Some of the laws with questionable language have been on the books for decades, such as a section of a 1908 law defining people who can't sign a contract for themselves, calling them "idiots."

Others are much more recent, like a section that refers to students enrolled in special needs classes with the term "mental retardation." That law went into effect in 1990.

Bill sponsor Sen. Les Bock, D-Boise, said he didn't realize how pervasive the slang word retarded is until he mentioned the bill in a talk last year about his work as a state lawmaker to junior high students at a charter school in Garden City.

As he began to describe his plans to change code to treat people with disabilities more respectfully, the students interrupted him.

"Oh, you mean 'retard,' like 'you're retarded,'" they responded before giggling, he said. "It was pretty spontaneous. I was surprised."

The term mental retardation is still used by the American Psychiatric Association in its diagnostic manual, a guidebook used by lawyers and doctors to determine if a person is disabled. The group plans to cut the phrase in its next edition.

Disability rights advocates aren't sure how the medical diagnostic terms retarded and lunatic became pejorative in popular culture.

"We often take words and language and twist them to have a different meaning," said Marilyn Sword, executive director of the Idaho Council on Developmental Disabilities. "I think people say it without thinking and don't realize it has the impact that it does."

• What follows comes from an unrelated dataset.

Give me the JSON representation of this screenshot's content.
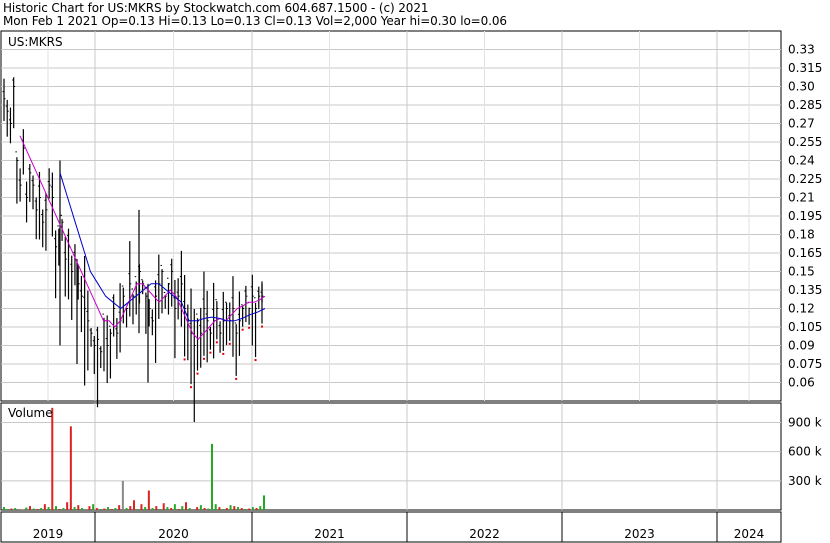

On Tuesday, Otter also signed a measure that gives grandparents more custodial rights over children whose parents have dropped out of the picture. Since the end of the 2010 legislative session, he has approved a budget for Idaho public schools that slashes total spending for the first time in Idaho history, as well as reduced funds for the state parks agency, which he wants to become less reliant on taxpayer money.